A: First we have to break it down into the individual GI Bills. Generally speaking, a GI Bill will expire in one of two ways. Either you will run out of months of benefits from using it or hit your delimiting date. Here is a run-down on both from the three major GI Bills:

If a servicemember qualifies for both the MGIB-AD and the Post 9/11 GI Bills, under the Rule of 48, he or she is limited to a maximum of 48 months of combined benefits. The way to keep your MGIB-AD benefits from expiring, due to running out of months of benefits, is to first exhaust your Montgomery GI Bill (MGIB-AD), then switch over to the Post 9/11 GI Bill.
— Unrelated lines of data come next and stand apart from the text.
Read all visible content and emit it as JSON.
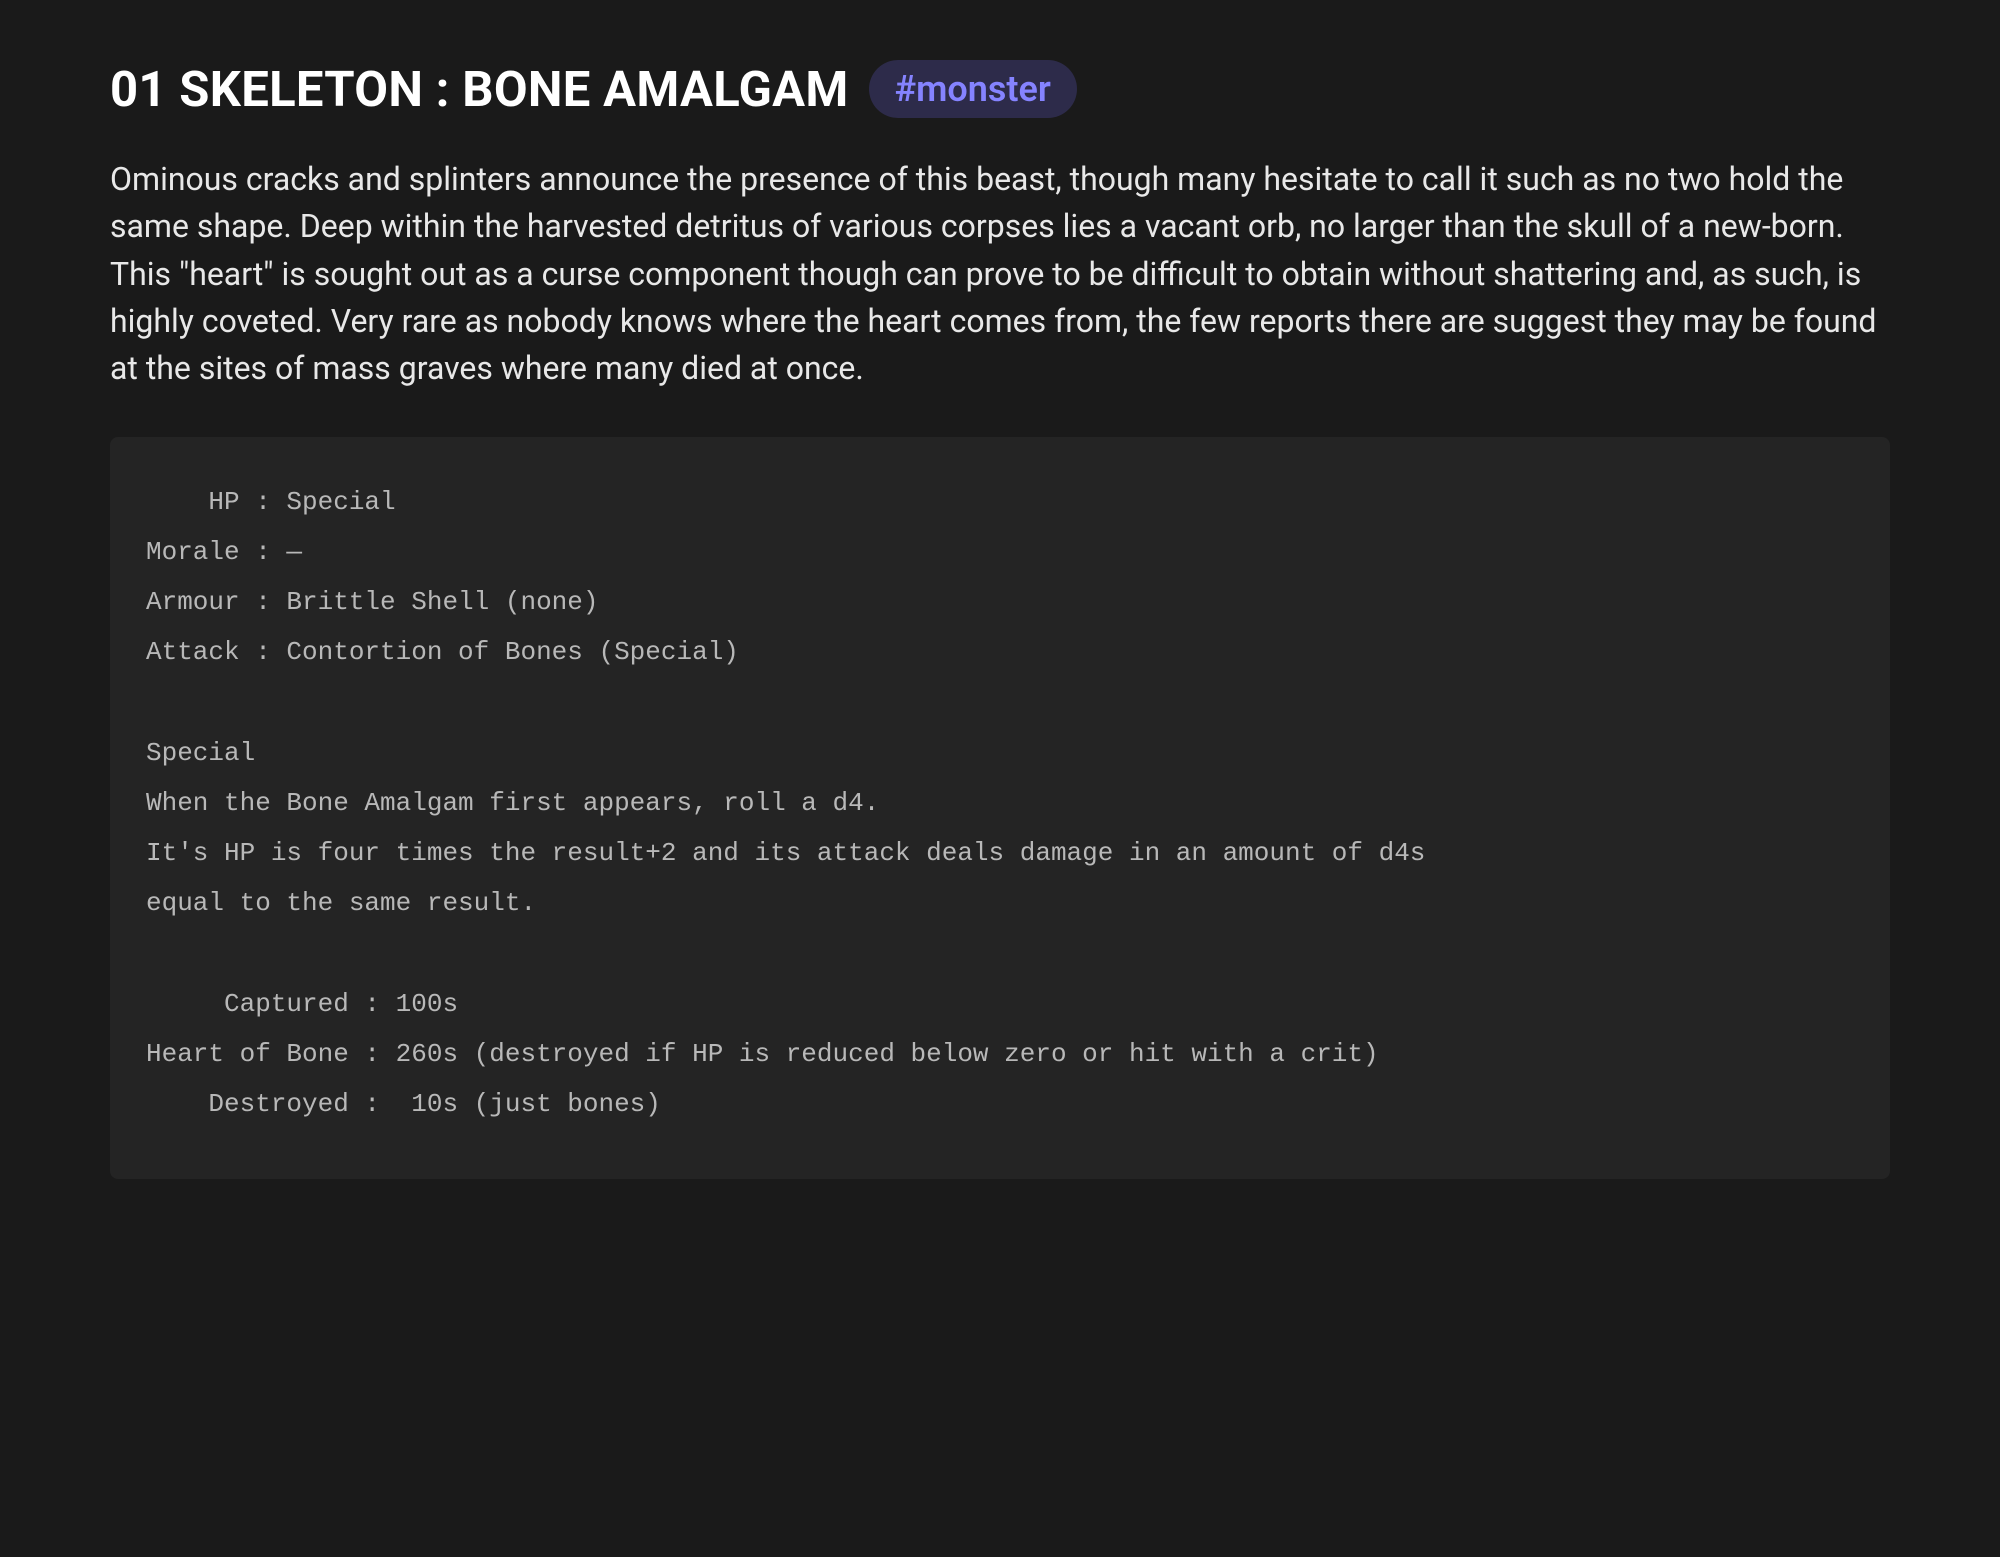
{
  "title": "01 SKELETON : BONE AMALGAM",
  "tag": "#monster",
  "description": "Ominous cracks and splinters announce the presence of this beast, though many hesitate to call it such as no two hold the same shape. Deep within the harvested detritus of various corpses lies a vacant orb, no larger than the skull of a new-born. This \"heart\" is sought out as a curse component though can prove to be difficult to obtain without shattering and, as such, is highly coveted. Very rare as nobody knows where the heart comes from, the few reports there are suggest they may be found at the sites of mass graves where many died at once.",
  "statblock": "    HP : Special\nMorale : —\nArmour : Brittle Shell (none)\nAttack : Contortion of Bones (Special)\n\nSpecial\nWhen the Bone Amalgam first appears, roll a d4.\nIt's HP is four times the result+2 and its attack deals damage in an amount of d4s\nequal to the same result.\n\n     Captured : 100s\nHeart of Bone : 260s (destroyed if HP is reduced below zero or hit with a crit)\n    Destroyed :  10s (just bones)"
}
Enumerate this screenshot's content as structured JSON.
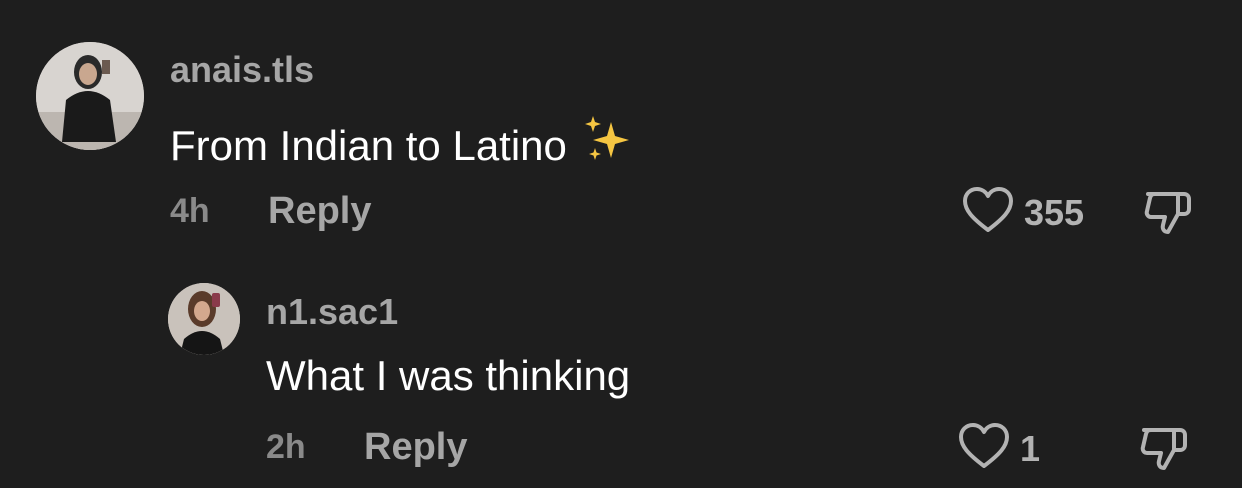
{
  "colors": {
    "background": "#1e1e1e",
    "username": "#a6a6a6",
    "text": "#ffffff",
    "meta": "#8a8a8a",
    "icon": "#b3b3b3",
    "sparkle": "#f5c542"
  },
  "comments": [
    {
      "username": "anais.tls",
      "text": "From Indian to Latino",
      "emoji": "sparkles-emoji",
      "time": "4h",
      "reply_label": "Reply",
      "likes": "355"
    },
    {
      "username": "n1.sac1",
      "text": "What I was thinking",
      "time": "2h",
      "reply_label": "Reply",
      "likes": "1"
    }
  ]
}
It also extends out your delimiting date from 10 years to 15 years.

With any of the GI Bills, your delimiting date is based upon your discharge date. If you get re-called to active duty service, it will extend out your delimiting date from your new discharge date.

In regard to the transferability part, the Post 9/11 GI Bill is the only one having a transfer option. You can only transfer up to the number of months of benefit you have left, but you have to make the transfer while you are still serving. After you are discharged, it is too late. Well I think that about covers all the ways that I can think of.